SAS Acquires Text Mining Firm, Upgrades Core Platform

Responding to competitive threats, SAS buys Teragram for its natural language processing, categorization and search technologies.
Breaking news on several fronts at its annual Global Forum this week, SAS announced the acquisition of natural language processing (NLP) vendor Teragram, it released the version 9.2 upgrade of its core SAS platform, and it unveiled prepackaged SAS analytics that are ready to run within Teradata environments.

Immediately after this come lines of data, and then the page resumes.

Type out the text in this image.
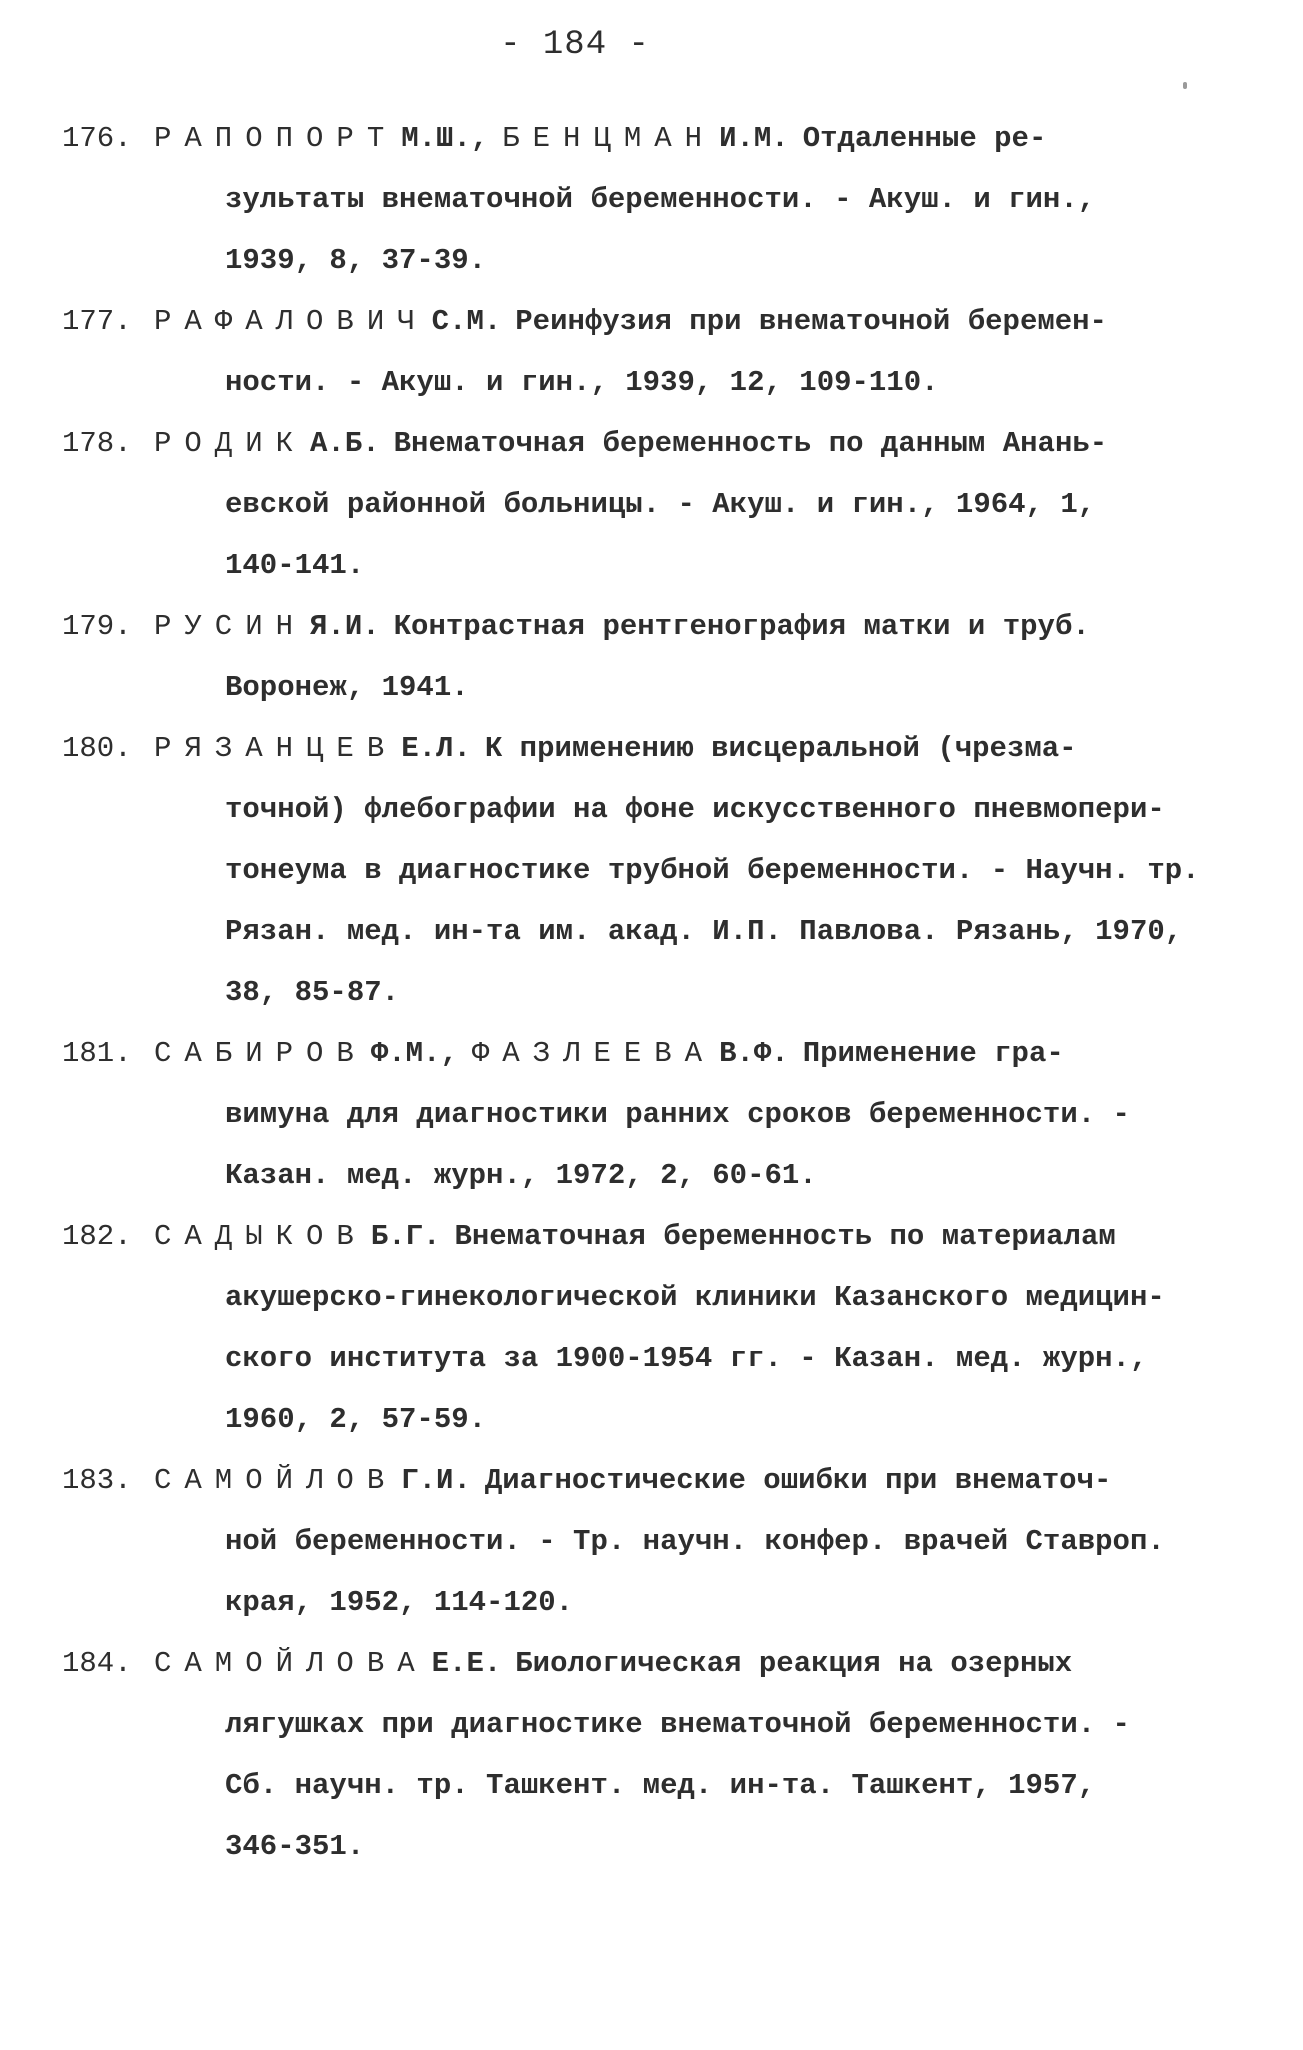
- 184 -
176. РАПОПОРТ М.Ш., БЕНЦМАН И.М. Отдаленные ре-
зультаты внематочной беременности. - Акуш. и гин.,
1939, 8, 37-39.
177. РАФАЛОВИЧ С.М. Реинфузия при внематочной беремен-
ности. - Акуш. и гин., 1939, 12, 109-110.
178. РОДИК А.Б. Внематочная беременность по данным Анань-
евской районной больницы. - Акуш. и гин., 1964, 1,
140-141.
179. РУСИН Я.И. Контрастная рентгенография матки и труб.
Воронеж, 1941.
180. РЯЗАНЦЕВ Е.Л. К применению висцеральной (чрезма-
точной) флебографии на фоне искусственного пневмопери-
тонеума в диагностике трубной беременности. - Научн. тр.
Рязан. мед. ин-та им. акад. И.П. Павлова. Рязань, 1970,
38, 85-87.
181. САБИРОВ Ф.М., ФАЗЛЕЕВА В.Ф. Применение гра-
вимуна для диагностики ранних сроков беременности. -
Казан. мед. журн., 1972, 2, 60-61.
182. САДЫКОВ Б.Г. Внематочная беременность по материалам
акушерско-гинекологической клиники Казанского медицин-
ского института за 1900-1954 гг. - Казан. мед. журн.,
1960, 2, 57-59.
183. САМОЙЛОВ Г.И. Диагностические ошибки при внематоч-
ной беременности. - Тр. научн. конфер. врачей Ставроп.
края, 1952, 114-120.
184. САМОЙЛОВА Е.Е. Биологическая реакция на озерных
лягушках при диагностике внематочной беременности. -
Сб. научн. тр. Ташкент. мед. ин-та. Ташкент, 1957,
346-351.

Teragram will operate as a SAS company using its current name and maintaining current sales channels — much as SAS' DataFlux unit operates. Based in Cambridge, Mass., Teragram provides NLP technologies that interpret linguistic relations and word meanings with the help of large annotated dictionaries containing several hundred million words in more than 30 languages. The company also offers advanced categorization technologies used to automatically classify and tag documents according to custom criteria. In the area of search, Teragram’s NLP technologies scan structured databases and text-based sources to yield comprehensive answers from multiple sources. Teragram was a privately held company and terms of the deal were not disclosed.

SAS was an early entrant into the text mining field, having introduced its SAS Text Miner back in 2002, but the acquisition of Teragram comes as rivals are stepping up competition on this front. IBM, which recently acquired Cognos, has developed and deployed its own text mining capabilities, and Business Objects, an SAP company, last year acquired Inxight, a key supplier of natural language text analysis and extraction technology used in SAS Text Miner. Business Objects recently integrated Inxight's technology into its BusinessObjects XI 3.0 platform upgrade, introduced in February.

SAS Text Miner will continue to use Inxight technology under a long-term OEM contract, according to executives, but the Teragram deal will enable SAS to apply NLP in new areas. "We'll be coupling [Teragram's] search capabilities with our BI offering, and it won't be limited to just headings or metadata, so you can discover new insights as well as retreive relevant existing reports," says Anne Milley, director of product marketing. "There are [also] synergies between natural language processing and our entire platform. For example, we can apply text analytics to get more consistent and unbiased metadata tagging. If you try to do that manually, it's onerous and you're clouding the results with human judgments and biases."

The SAS Global Forum, held this year in San Antonio, Texas, also marked the unveiling of SAS 9.2, which has been beefed up in three key areas. Improved support for Bayesian methods helps users bring previously available information into statistical analyses, an approach often used in clinical trials in the medical device industry. The approach leads to smaller and shorter clinical trials and, thus, quicker regulatory approvals and faster time to market. A new set of optimization procedures in SAS 9.2 is said to bring powerful algebraic modeling to bear when building complex optimization models and determining model biases. Finally, improved model-selection capabilities in SAS 9.2 were developed in response to rampant growth in data volumes and complexity.

"With the compute power available today, you can try all sorts of different models, but there are many constraints around what kinds of models you can actually build and put into production," says Milley. "These model-selection capabilities help you select the optimal inputs based on your goals and objectives, whether that's model stability, long shelf life or other demands."

Following up on last year's announcement of a strategic in-database partnership, SAS has released a new SAS Scoring Accelerator for Teradata. The Accelerator lets customers translate scoring models created in SAS Enterprise Miner into Teradata functions that can run directly within the Teradata database. Test are said to show that the approach improves performance by as much as 4,500 percent in terms of the number of records scored per second versus traditional SAS scoring with Teradata.